Right now, Kraken already offers 24 different crypto assets for trading, and there are 74 trading pairs. Still, the exchange is working to bring in more. As for earnings, the Kraken exchange comes with up to 5% margins on transactions, while the percentage rises to 50% for futures trading, according to claims from the company.
In the chatroom, another representative stated that the exchange is already surpassing others with their trader services and tools. The representative added, “Our product road-map is packed with new features aimed at growing our revenues and increasing our market share.”
In order to view a document that showed exactly how Kraken was valued at $4 billion, Dixon claimed that investors were required to sign a non-disclosure agreement. He added that there also may be a private equity funding round of the same nature, and that this opportunity allows investors to establish greater diversity in their investment portfolios.
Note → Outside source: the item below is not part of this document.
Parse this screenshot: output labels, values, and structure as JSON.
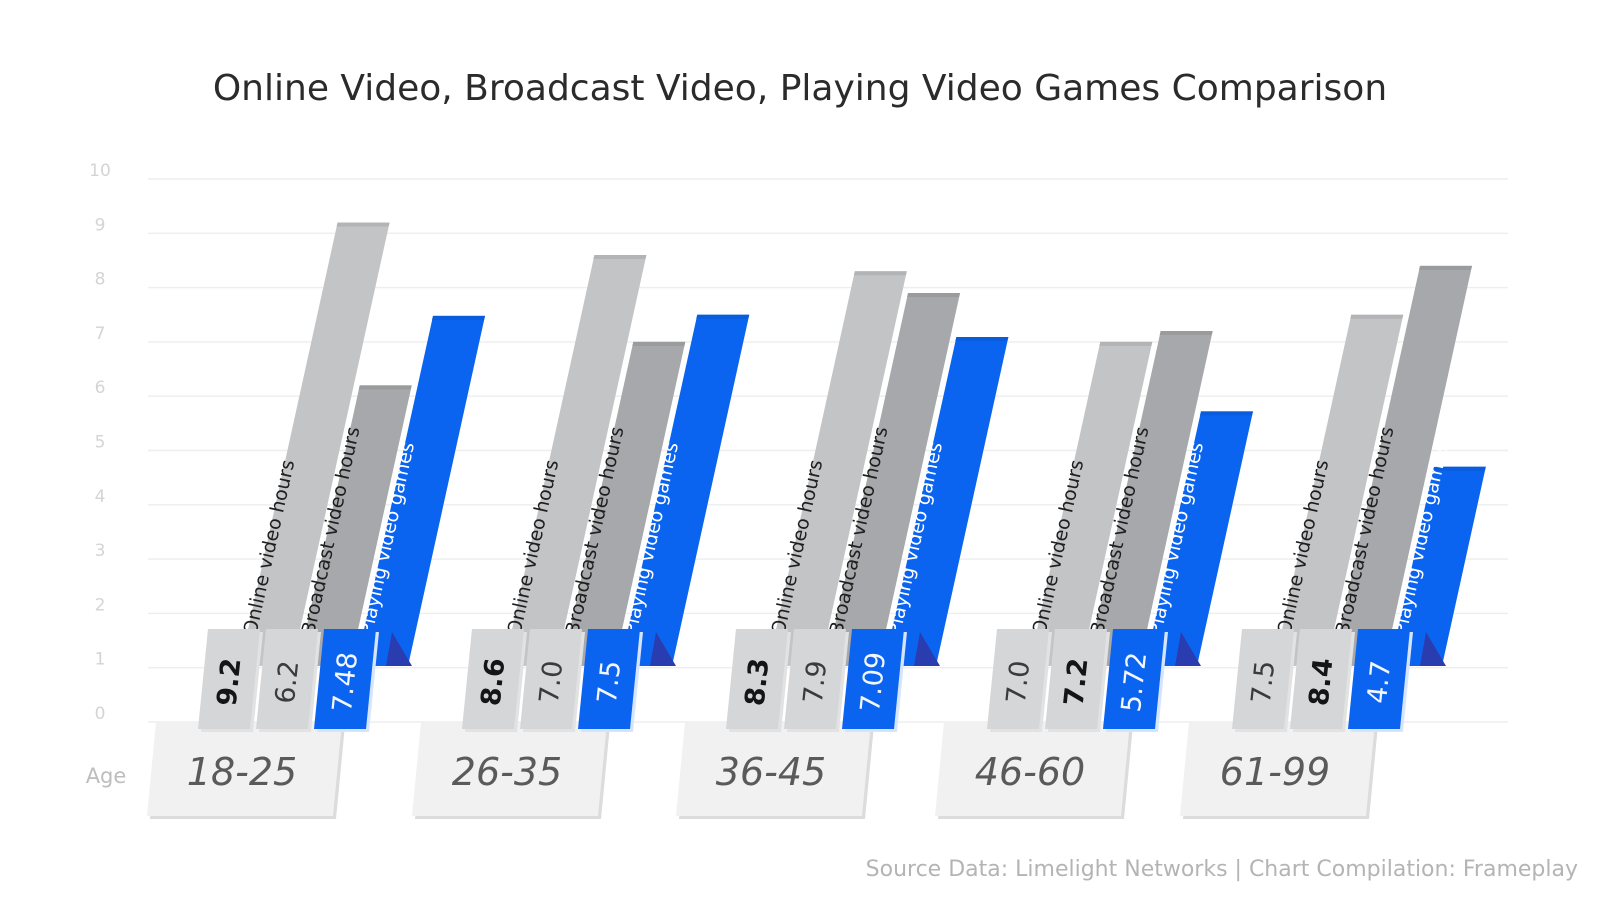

The only way for investors to register with the BF platform is to first demonstrate that their income exceeds $200,000, and it needs to have maintained that level for two years. If the investor chooses to collaborate with a partner in their investment, their annual income for the last two years must collectively exceed $300,000, or their overall equity much be over $1 million. The investors are also required to be compliance with KYC regulations.
Over the last few years, the exchange has been a part of multiple investment rounds. In 2011, a seed investment round led to $1.5 million being added to their capital. A Series A funding round in 2012 rose brought them to $5 million, and a second Series A funding round brought the company $100,000 more in 2016.
During all of these investments, the exchange has also managed to establish relationship with seven banks and payment partners.